Newly minted Donald Trump surrogates, Robert F. Kennedy Jr. and Tulsi Gabbard, will be at the Hilton in downtown Omaha, Nebraska on Saturday in the duo’s latest campaign stop for the Republican presidential nominee. Just a short 25-minute drive away, Democratic vice presidential nominee Tim Walz will also be vying for Omahans’ votes, hosting a rally at SumTur Amphitheater in Papillion.
With just over two weeks until Election Day, the two camps are fighting for a small and politically unique slice of the Cornhusker State’s eastern border. Nebraska is one of two states, the other being Maine, that doesn’t do a winner-takes-all system with their electoral college votes. The area around Omaha, the state’s second congressional district, holds one electoral vote—and this election, according to an analysis by NBC News National Political Correspondent Steve Kornacki, that one vote could decide the race.
“It’s especially important for democrats,” Kornaki began, “there’s an electoral map scenario for Kamala Harris that absolutely hinges on locking it down.” That scenario looks like this: Harris takes home Wisconsin, Michigan, and Pennsylvania; Trump wins North Carolina, Georgia, Arizona, and Nevada; Omaha, in this hypothetical, could get Harris to 270.
Since 1992, when Nebraska switched its electoral process to the one it has now, the district has gone blue twice—once in 2008 for Barack Obama and again for Joe Biden in the 2020 election. To show their support for the Harris-Walz ticket, local Omaha residents have put up campaign signs in their yards featuring a single blue dot.
In September, Republicans across the country, along with Trump himself, tried to interfere in Nebraska’s electoral college system, executing a last-ditch and ultimately unsuccessful lobbying campaign to overturn the decades-old law and lump together all of the districts in the state. The Harris campaign has exponentially outspent Trump in Nebraska, dedicating $5 million toward advertising in the state, compared to Trump’s $200,000, according to reporting from NPR based on data from ad-tracking firm AdImpact.

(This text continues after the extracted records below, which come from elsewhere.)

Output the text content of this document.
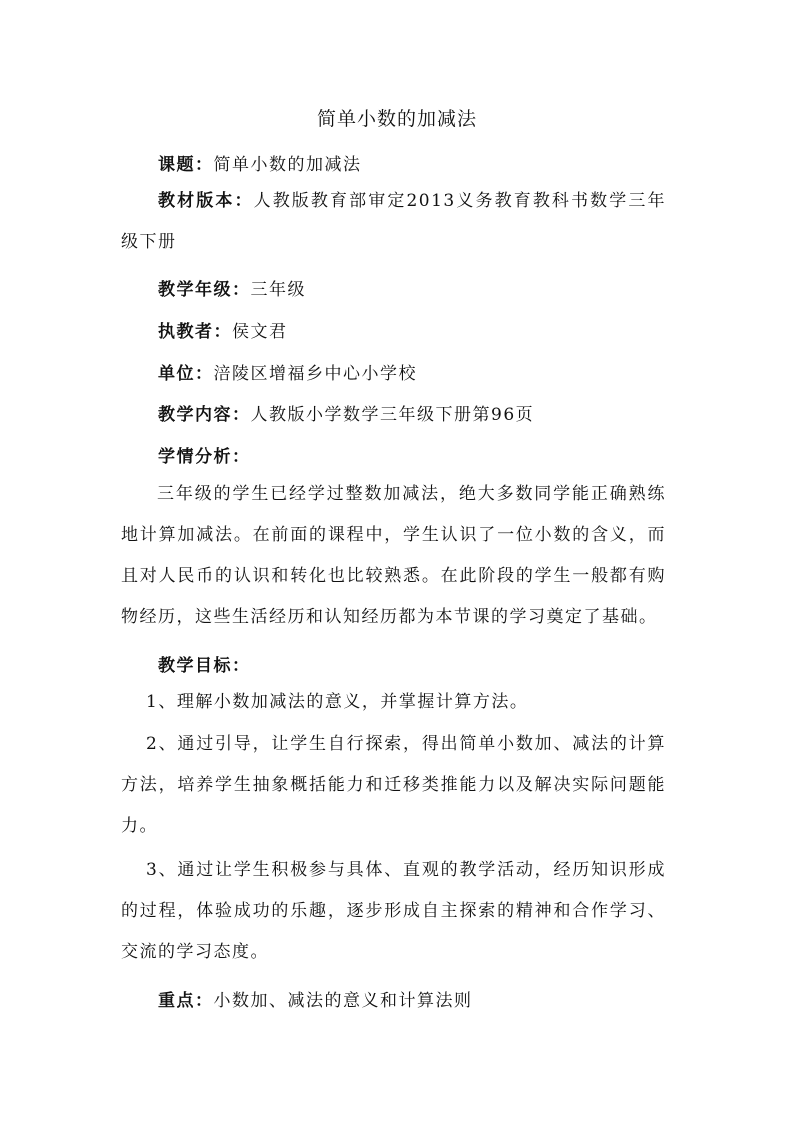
简单小数的加减法
课题：简单小数的加减法
教材版本：人教版教育部审定2013义务教育教科书数学三年级下册
教学年级：三年级
执教者：侯文君
单位：涪陵区增福乡中心小学校
教学内容：人教版小学数学三年级下册第96页
学情分析：
三年级的学生已经学过整数加减法，绝大多数同学能正确熟练地计算加减法。在前面的课程中，学生认识了一位小数的含义，而且对人民币的认识和转化也比较熟悉。在此阶段的学生一般都有购物经历，这些生活经历和认知经历都为本节课的学习奠定了基础。
教学目标：
1、理解小数加减法的意义，并掌握计算方法。
2、通过引导，让学生自行探索，得出简单小数加、减法的计算方法，培养学生抽象概括能力和迁移类推能力以及解决实际问题能力。
3、通过让学生积极参与具体、直观的教学活动，经历知识形成的过程，体验成功的乐趣，逐步形成自主探索的精神和合作学习、交流的学习态度。
重点：小数加、减法的意义和计算法则
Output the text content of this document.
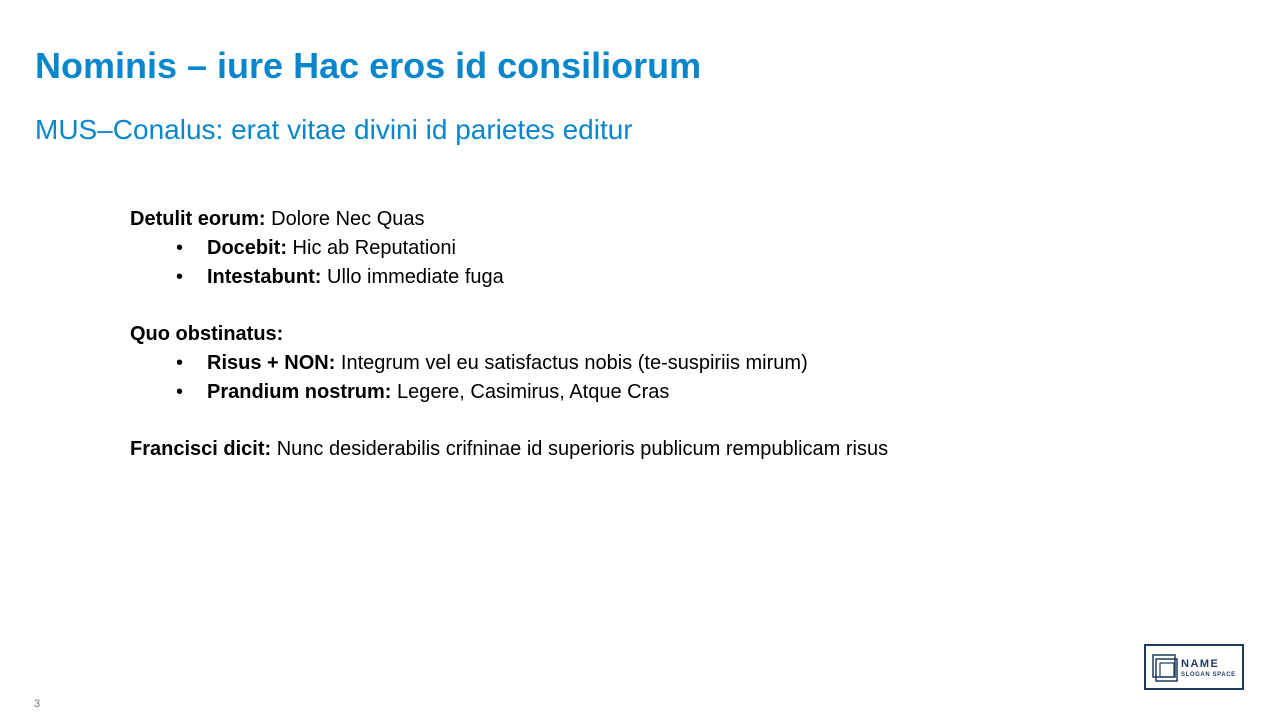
Nominis – iure Hac eros id consiliorum
MUS–Conalus: erat vitae divini id parietes editur
Detulit eorum: Dolore Nec Quas
• Docebit: Hic ab Reputationi
• Intestabunt: Ullo immediate fuga
Quo obstinatus:
• Risus + NON: Integrum vel eu satisfactus nobis (te-suspiriis mirum)
• Prandium nostrum: Legere, Casimirus, Atque Cras
Francisci dicit: Nunc desiderabilis crifninae id superioris publicum rempublicam risus
3
NAME
SLOGAN SPACE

Still, the Trump campaign’s choice to send RFK Jr. and Gabbard to Omaha points to a continued effort to turn the whole state red.
Kennedy—who once referred to Trump as a “terrible president” and a “bully”—and Gabbard—who opted for critiques like “corrupt” and “unfit to serve” in 2020—have both taken on prominent roles in the effort to elect the former president. Since ending his own bid for office in August, he’s been stumping for Trump. Though Kennedy—whose campaign included a sexual assault allegation first reported by Vanity Fair—paused his more forward-facing campaigning after news broke that he allegedly had an inappropriate relationship with New York magazine’s Washington, DC, correspondent Olivia Nuzzi.